UK doesn’t want to do much more than currently in hand – 20,000 extra over 5 years – but can rightly point out that we are giving more aid than others, in the hope of resolving the problems at source. Long term this has to be the way forward, though it will be very difficult to achieve. The UK is also perceived (within the UK) to have taken a very large share of the Eastern Europeans who were given freedom of movement within the EC.
What do you see as main challenges?
a. Border control – to stem somehow the sheer numbers of arrivals and sift the genuine refugees from the opportunists – this should include medical checks, for the good of the immigrants and the recipient country.

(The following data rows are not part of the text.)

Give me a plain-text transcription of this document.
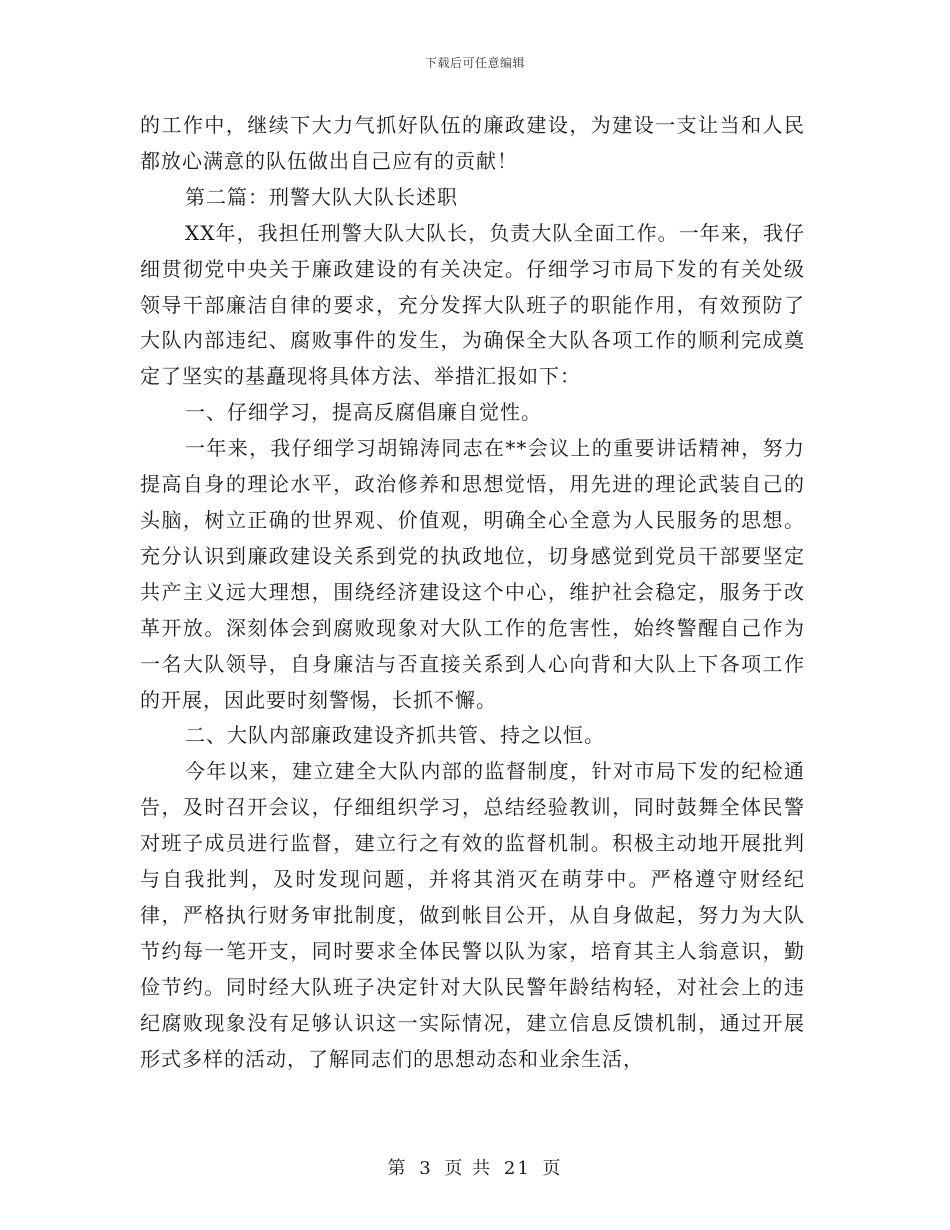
下载后可任意编辑

的工作中，继续下大力气抓好队伍的廉政建设，为建设一支让当和人民都放心满意的队伍做出自己应有的贡献！

第二篇：刑警大队大队长述职

XX年，我担任刑警大队大队长，负责大队全面工作。一年来，我仔细贯彻党中央关于廉政建设的有关决定。仔细学习市局下发的有关处级领导干部廉洁自律的要求，充分发挥大队班子的职能作用，有效预防了大队内部违纪、腐败事件的发生，为确保全大队各项工作的顺利完成奠定了坚实的基矗现将具体方法、举措汇报如下：

一、仔细学习，提高反腐倡廉自觉性。

一年来，我仔细学习胡锦涛同志在**会议上的重要讲话精神，努力提高自身的理论水平，政治修养和思想觉悟，用先进的理论武装自己的头脑，树立正确的世界观、价值观，明确全心全意为人民服务的思想。充分认识到廉政建设关系到党的执政地位，切身感觉到党员干部要坚定共产主义远大理想，围绕经济建设这个中心，维护社会稳定，服务于改革开放。深刻体会到腐败现象对大队工作的危害性，始终警醒自己作为一名大队领导，自身廉洁与否直接关系到人心向背和大队上下各项工作的开展，因此要时刻警惕，长抓不懈。

二、大队内部廉政建设齐抓共管、持之以恒。

今年以来，建立建全大队内部的监督制度，针对市局下发的纪检通告，及时召开会议，仔细组织学习，总结经验教训，同时鼓舞全体民警对班子成员进行监督，建立行之有效的监督机制。积极主动地开展批判与自我批判，及时发现问题，并将其消灭在萌芽中。严格遵守财经纪律，严格执行财务审批制度，做到帐目公开，从自身做起，努力为大队节约每一笔开支，同时要求全体民警以队为家，培育其主人翁意识，勤俭节约。同时经大队班子决定针对大队民警年龄结构轻，对社会上的违纪腐败现象没有足够认识这一实际情况，建立信息反馈机制，通过开展形式多样的活动，了解同志们的思想动态和业余生活，

第 3 页 共 21 页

b. Humanitarian response – perhaps the most important for us as Christians rather than as political animals, to ensure that lives are not lost in transit, to traffickers, etc. and that we welcome and integrate those who do arrive/remain here. We are especially mindful of the situation, inter alia, of the Christians of Iraq, who have been forced out of their homes in Mosul, Erbil etc.
c. Resolve the problems in the affected countries
Short term, what sort of further intervention to resolve the problems is possible? Western politicians nurture the fond belief that Afghanistan, the Middle Eastern and North African countries want liberal democracy, but escalation of military intervention to impose it (apart from the obvious contradiction) risks gifting ISIL, Al-Qaeda etc, a rallying point against a “Crusade”, though ultimately they must be defeated. Shades of Vietnam! The other Arab powers (Saudis etc.) seem on the surface somewhat uninvolved or frightened of the consequences of intervening.

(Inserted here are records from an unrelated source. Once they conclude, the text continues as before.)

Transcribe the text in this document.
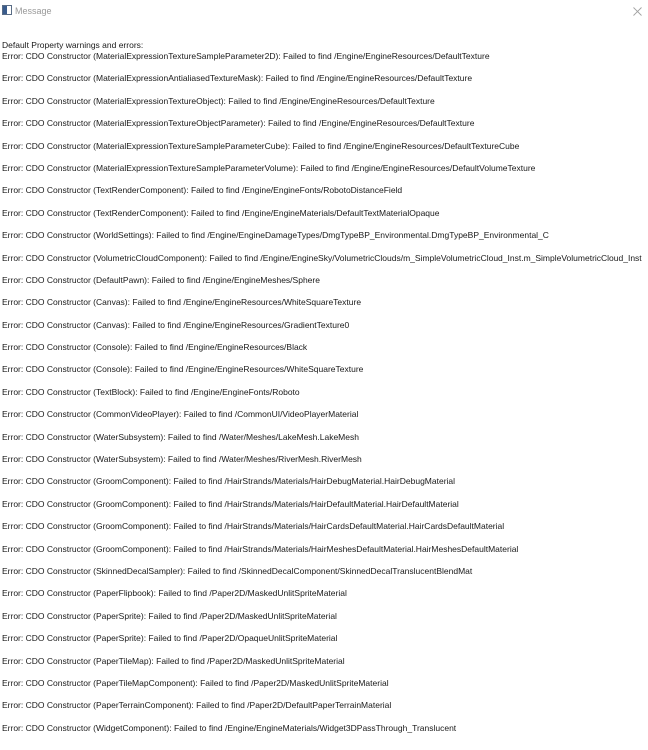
Message
Default Property warnings and errors:
Error: CDO Constructor (MaterialExpressionTextureSampleParameter2D): Failed to find /Engine/EngineResources/DefaultTexture
Error: CDO Constructor (MaterialExpressionAntialiasedTextureMask): Failed to find /Engine/EngineResources/DefaultTexture
Error: CDO Constructor (MaterialExpressionTextureObject): Failed to find /Engine/EngineResources/DefaultTexture
Error: CDO Constructor (MaterialExpressionTextureObjectParameter): Failed to find /Engine/EngineResources/DefaultTexture
Error: CDO Constructor (MaterialExpressionTextureSampleParameterCube): Failed to find /Engine/EngineResources/DefaultTextureCube
Error: CDO Constructor (MaterialExpressionTextureSampleParameterVolume): Failed to find /Engine/EngineResources/DefaultVolumeTexture
Error: CDO Constructor (TextRenderComponent): Failed to find /Engine/EngineFonts/RobotoDistanceField
Error: CDO Constructor (TextRenderComponent): Failed to find /Engine/EngineMaterials/DefaultTextMaterialOpaque
Error: CDO Constructor (WorldSettings): Failed to find /Engine/EngineDamageTypes/DmgTypeBP_Environmental.DmgTypeBP_Environmental_C
Error: CDO Constructor (VolumetricCloudComponent): Failed to find /Engine/EngineSky/VolumetricClouds/m_SimpleVolumetricCloud_Inst.m_SimpleVolumetricCloud_Inst
Error: CDO Constructor (DefaultPawn): Failed to find /Engine/EngineMeshes/Sphere
Error: CDO Constructor (Canvas): Failed to find /Engine/EngineResources/WhiteSquareTexture
Error: CDO Constructor (Canvas): Failed to find /Engine/EngineResources/GradientTexture0
Error: CDO Constructor (Console): Failed to find /Engine/EngineResources/Black
Error: CDO Constructor (Console): Failed to find /Engine/EngineResources/WhiteSquareTexture
Error: CDO Constructor (TextBlock): Failed to find /Engine/EngineFonts/Roboto
Error: CDO Constructor (CommonVideoPlayer): Failed to find /CommonUI/VideoPlayerMaterial
Error: CDO Constructor (WaterSubsystem): Failed to find /Water/Meshes/LakeMesh.LakeMesh
Error: CDO Constructor (WaterSubsystem): Failed to find /Water/Meshes/RiverMesh.RiverMesh
Error: CDO Constructor (GroomComponent): Failed to find /HairStrands/Materials/HairDebugMaterial.HairDebugMaterial
Error: CDO Constructor (GroomComponent): Failed to find /HairStrands/Materials/HairDefaultMaterial.HairDefaultMaterial
Error: CDO Constructor (GroomComponent): Failed to find /HairStrands/Materials/HairCardsDefaultMaterial.HairCardsDefaultMaterial
Error: CDO Constructor (GroomComponent): Failed to find /HairStrands/Materials/HairMeshesDefaultMaterial.HairMeshesDefaultMaterial
Error: CDO Constructor (SkinnedDecalSampler): Failed to find /SkinnedDecalComponent/SkinnedDecalTranslucentBlendMat
Error: CDO Constructor (PaperFlipbook): Failed to find /Paper2D/MaskedUnlitSpriteMaterial
Error: CDO Constructor (PaperSprite): Failed to find /Paper2D/MaskedUnlitSpriteMaterial
Error: CDO Constructor (PaperSprite): Failed to find /Paper2D/OpaqueUnlitSpriteMaterial
Error: CDO Constructor (PaperTileMap): Failed to find /Paper2D/MaskedUnlitSpriteMaterial
Error: CDO Constructor (PaperTileMapComponent): Failed to find /Paper2D/MaskedUnlitSpriteMaterial
Error: CDO Constructor (PaperTerrainComponent): Failed to find /Paper2D/DefaultPaperTerrainMaterial
Error: CDO Constructor (WidgetComponent): Failed to find /Engine/EngineMaterials/Widget3DPassThrough_Translucent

The Western powers have spent the 100 years since the collapse of the Ottoman Empire in creating the situation in the Middle East, so perhaps it is not surprising that the Newman Association is not able to offer any easy solution.
Additions from my personal experience.
Having worked as a volunteer for an organisation called “Citizens for Sanctuary” I have observed the treatment of immigrants by our Border Control service. I did not observe any malicious treatment, but there was certainly thoughtlessness. As “Citizens for Sanctuary” we worked with the Border Control Agency (part of our Home Office) to mitigate the experience of the immigrants: 1. trying to speed up the inspection process; 2. make the interview process more humane; 3. reduce the frequency that the immigrant was required to report, e.g. from weekly to monthly, or from monthly to three-monthly; 4. provide hot and/or cold drinks as they waited in queues in the street to report, umbrellas too, at times; 5. ensure that immigrants with small children (usually women) received preferential treatment. On the whole “Citizens for Sanctuary” arose from a Christian initiative and the group to which I was attached with the Jesuit Refugee Service. Several Christian communities have been moved to raise funds and collect goods for dispersal among the people congregated at Calais.
As an organisation, perhaps the Newman Association might seek to propogate information, through talks and visits, about the work of the organisations mentioned above, and other similar ones, and make more widely-known the situations experienced by many refugees.
My own Circle of the Newman Association has received talks about this issue, on one occasion by a Chinese refugee (very recently given the right to stay in Britain after 5 years of arguing his case) who was brought into Britain (Scotland) and literally dumped on the street with no English, no friends – he was quickly put into prison, and then put into one of the camps for immigrants – near Gatwick Airport, where his case was taken up by the Gatwick Refugee Service. We have also received a talk by a displaced Palestinian whose family lands were confiscated by the Israeli authorities and we have received a presentation about the position of the Iraqi Christians whose home and property have been confiscated by ISIL – a topic almost completely ignored by the British Press.